– Ты будешь мне звонить иногда? – спросила она робко. Робость эта все еще была ему внове, и он нетвердо знал, как на нее реагировать. И потому ответил более резко, чем он сам от себя ожидал.
– Чтобы прервать твою приятную беседу с очередным поклонником?
Мать часто-часто заморгала, словно собиралась заплакать, но сдержалась и вместо слез выдавила из себя кривое подобие улыбки, обращающее его хамство в шутку.
– Мне казалось, ты всегда неплохо ладил с моими поклонниками.
Что было делать, если она сама подставляла вторую щеку? Только бить с размаху.
– А что еще оставалось единственному сыну молодой красивой вдовы?
Тут уж ей наверняка следовало поставить его на место – одним властным взмахом ресниц, как она это умела. Но она выдавила из себя еще одну игривую улыбочку, она даже игриво крутнула задом ей в пандан и погрозила ему пальчиком, как маленькому, – ну-ну-ну, злопамятный мальчишка! И тут ему стало страшно: неужто он и впрямь так серьезно болен, что все ему дозволено? Или это просто награда за то, что он остался жив? Мысль эта отравила Ури всю радость восхождения по трапу самолета. И только когда бело-зеленые пригороды и лазурно-желтые пляжи Тель-Авива закружились, стремительно уменьшаясь за овальной линзой иллюминатора, напряжение отпустило его. Он был жив и летел в Европу!
Он уже бывал там, – мальчишкой, лет десять назад: мать возила его во время школьных каникул – приобщать, как она это называла, к великой европейской культуре. Вряд ли он сильно тогда приобщился: монотонные ряды картин вдоль музейных стен утомляли и подавляли его, а главное – ему было не до того, он должен был следить за матерью. В то европейское лето он любил ее безнадежной юношеской любовью и ревновал ее ко всем встречным. Все бесчисленные любовные сцены, изображенные на бесчисленных музейных полотнах, наводили его на мысль о ее тайных похождениях и изменах.

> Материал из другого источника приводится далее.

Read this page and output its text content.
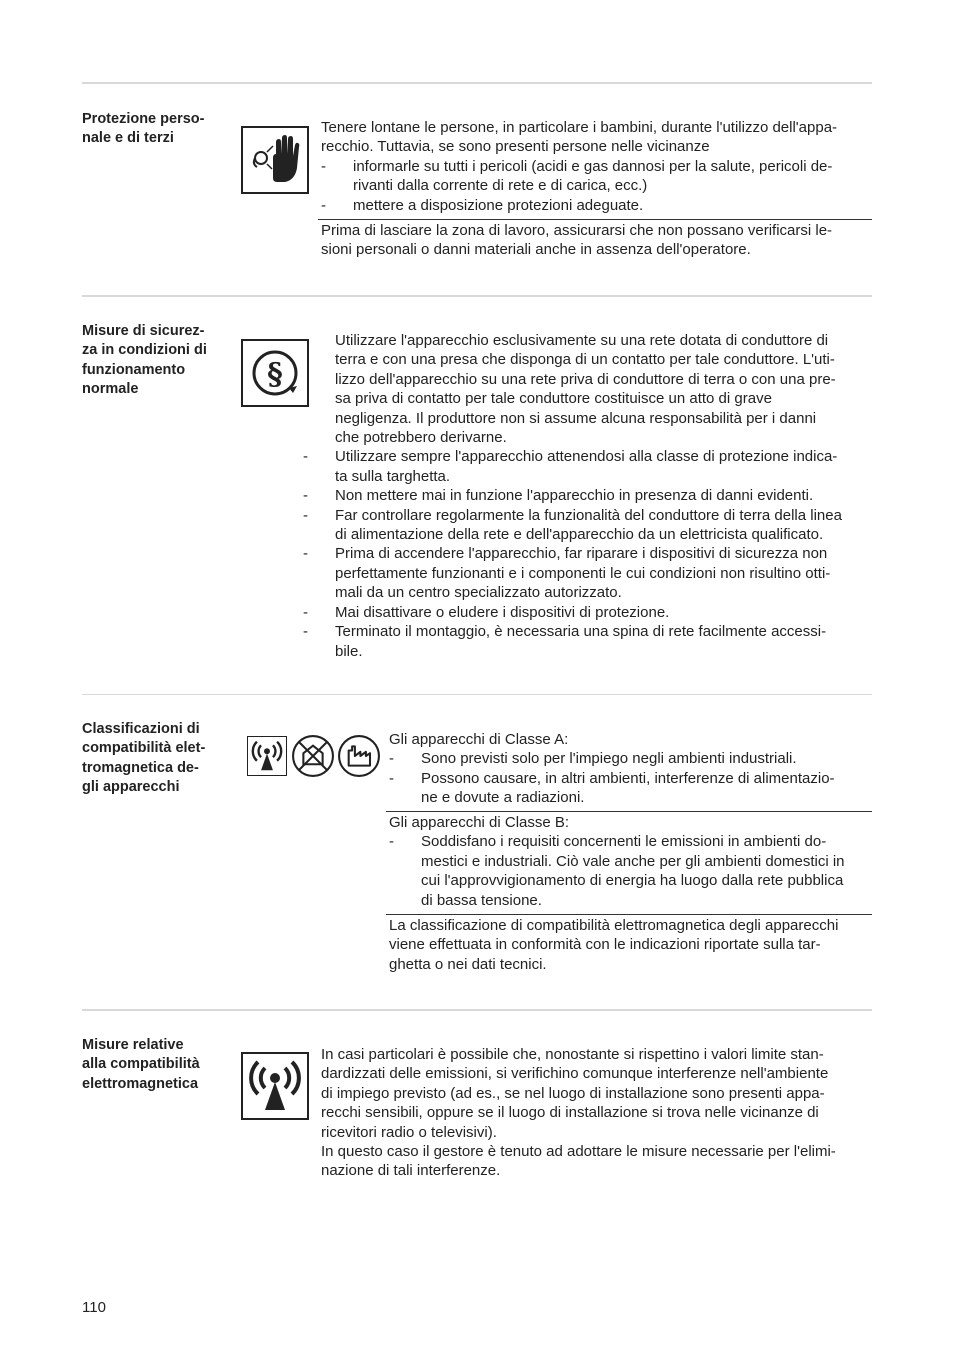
Protezione perso-
nale e di terzi
Tenere lontane le persone, in particolare i bambini, durante l'utilizzo dell'appa-
recchio. Tuttavia, se sono presenti persone nelle vicinanze
- informarle su tutti i pericoli (acidi e gas dannosi per la salute, pericoli de-
rivanti dalla corrente di rete e di carica, ecc.)
- mettere a disposizione protezioni adeguate.
Prima di lasciare la zona di lavoro, assicurarsi che non possano verificarsi le-
sioni personali o danni materiali anche in assenza dell'operatore.
Misure di sicurez-
za in condizioni di
funzionamento
normale	§
Utilizzare l'apparecchio esclusivamente su una rete dotata di conduttore di
terra e con una presa che disponga di un contatto per tale conduttore. L'uti-
lizzo dell'apparecchio su una rete priva di conduttore di terra o con una pre-
sa priva di contatto per tale conduttore costituisce un atto di grave
negligenza. Il produttore non si assume alcuna responsabilità per i danni
che potrebbero derivarne.
- Utilizzare sempre l'apparecchio attenendosi alla classe di protezione indica-
ta sulla targhetta.
- Non mettere mai in funzione l'apparecchio in presenza di danni evidenti.
- Far controllare regolarmente la funzionalità del conduttore di terra della linea
di alimentazione della rete e dell'apparecchio da un elettricista qualificato.
- Prima di accendere l'apparecchio, far riparare i dispositivi di sicurezza non
perfettamente funzionanti e i componenti le cui condizioni non risultino otti-
mali da un centro specializzato autorizzato.
- Mai disattivare o eludere i dispositivi di protezione.
- Terminato il montaggio, è necessaria una spina di rete facilmente accessi-
bile.
Classificazioni di
compatibilità elet-
tromagnetica de-
gli apparecchi
Gli apparecchi di Classe A:
- Sono previsti solo per l'impiego negli ambienti industriali.
- Possono causare, in altri ambienti, interferenze di alimentazio-
ne e dovute a radiazioni.
Gli apparecchi di Classe B:
- Soddisfano i requisiti concernenti le emissioni in ambienti do-
mestici e industriali. Ciò vale anche per gli ambienti domestici in
cui l'approvvigionamento di energia ha luogo dalla rete pubblica
di bassa tensione.
La classificazione di compatibilità elettromagnetica degli apparecchi
viene effettuata in conformità con le indicazioni riportate sulla tar-
ghetta o nei dati tecnici.
Misure relative
alla compatibilità
elettromagnetica
In casi particolari è possibile che, nonostante si rispettino i valori limite stan-
dardizzati delle emissioni, si verifichino comunque interferenze nell'ambiente
di impiego previsto (ad es., se nel luogo di installazione sono presenti appa-
recchi sensibili, oppure se il luogo di installazione si trova nelle vicinanze di
ricevitori radio o televisivi).
In questo caso il gestore è tenuto ad adottare le misure necessarie per l'elimi-
nazione di tali interferenze.
110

И чем больше она восхищалась этими картинами, тем больше он их ненавидел, а вместе с ними художников, живопись и музеи, ненавидел так страстно, что постарался начисто вытравить их из своей памяти.
И вот теперь он, и вот теперь он, свободный от любви к ней и от всякой любви вообще, поскольку любовь к мёртвым не в счёт, собирался увидеть все это снова. Он сидел, зажатый со всех сторон неуютной клеткой самолетного кресла, и злорадно представлял себе, как долгими жаркими вечерами она будет маяться у телефона в ожидании его звонка, а он захочет – позвонит, а не захочет – не позвонит.
***
Он позвонил ей только накануне возвращения домой из привокзального автомата в Страсбурге, чтобы напомнить, что завтра в полпервого она может встретить его в аэропорту, если захочет. Услышав его голос, мать часто задышала в трубку, будто намеревалась зарыдать, но удержалась и только спросила, как он себя чувствует. Он говорил с нею по-немецки, частично по детской привычке, частично потому, что хорошо напрактиковался за это европейское лето. Ловко раскатывая языком гортанные звуки, от которых во рту оставался кисло-сладкий аромат яблочных оладьев, неизменно сопровождавших их субботние немецкие беседы с матерью, он соврал, что чувствует себя хорошо и скучает по дому. На чужом, хоть и знакомом с рождения наречии, врать было легче, тем более, что и выхода другого не было: время действия билета кончалось завтра утром, а денег оставалось четыре марки семьдесят пфеннигов – на кофе и на метро.